Normally when missionaries finish their service, they have an exit interview with the mission president.  One thing President Senior told us is that when we get home, we should go to the temple, do a session, then go to the Celestial room and report our missionary efforts to the Lord.  So that's what I did!  I felt so comfortable and extremely calm as the Spirit washed over me; even just walking onto the temple grounds brought a familiar Spirit back to me.

I remembered sitting with my Trainer, Sister Ng, during a hard time of our service together and just longing to go to the temple.  There was a feeling that accompanied us as we poured out our sincerest desires to the Lord in prayer.  Those are the feelings that I felt once again - the feelings that I missed.  I missed closeness with the Lord and even a longing to be in His presence once again.  The temple is the closest place we can get to His presence, and I wanted to be there more than anything.  Finally, after 18 months of dreaming of going again, I was home.

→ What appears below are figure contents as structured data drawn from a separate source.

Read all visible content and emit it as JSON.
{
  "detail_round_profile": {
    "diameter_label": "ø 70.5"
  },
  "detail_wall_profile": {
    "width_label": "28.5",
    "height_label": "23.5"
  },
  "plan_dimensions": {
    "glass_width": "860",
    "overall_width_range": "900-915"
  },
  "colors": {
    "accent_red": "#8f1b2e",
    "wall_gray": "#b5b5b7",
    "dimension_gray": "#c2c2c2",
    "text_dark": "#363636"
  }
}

After the session was finished, we were brought into the Celestial room.  I remembered being in the MTC and going to clean the scances in the temple.  I marvelled at the beauty and cleanliness of the room, and thought of how clean and pure we must be to enter into the Lord's presence once again.  I found a chair, sat down, and began to pour out my heart to the Lord.  I reported my mission labors to Him.  The words flowed easier than normal because I felt so close to Him - like He was just sitting next to me.  I felt the calming assurance that He was proud of me and that I just needed to trust Him.  I felt like my mission on this earth was not over, and I was reminded once again that those things, such as temple blessings, relationships, and experiences, were eternal.  They may come to an end in this life, but never would God take those things away from us permanently.  These are things that bring us eternal happiness, and they are part of God's eternal plan to bring us true happiness.

I prayed for purpose and help in still being an instrument in God's hands even if I am not a set-apart missionary.  I finished my prayer, then started people watching.  I thought about how many prayers have been answered in this sacred room,  I saw everyone dressed in white, and I was thankful that God gives us temples to show us what our purpose in life is.  The temple gave me hope.  I saw people praying fervently, smiling with eternal joy, radiating with God's love.

Then it happened,  I saw a familiar face.  A Sister - a Thai sister whose area I never served in, but whom I had met on several occasions.  I saw her enter the room, and I found myself automatically walking towards her.  She saw me and we just hugged.  I couldn't help but to cry.  A heavenly answer from our Heavenly Father.  My love was expanded yet again for a daughter of God.  I couldn't believe how wonderfully brilliant God is and how far-reaching His love for each of us is.  He gave me hope that I still can be used as part of His plan to help His children be happy.  He still cares about me, and He is aware of me in every way.  How does He know??

We don't have to understand His plan to be part of it.
We don't have to know all that He has in store for us to receive it all.
We don't have to worry, fret, or stress about the future, because He's got it under control.
All the greatest things in life never end.

We just have to have hope that He knows what is best for us and will reveal it to us in due time.  :) Find hope in the eternal promises God has given you and always be worthy to qualify for those blessings.  God will make them happen.  Just have hope, there are great things to come!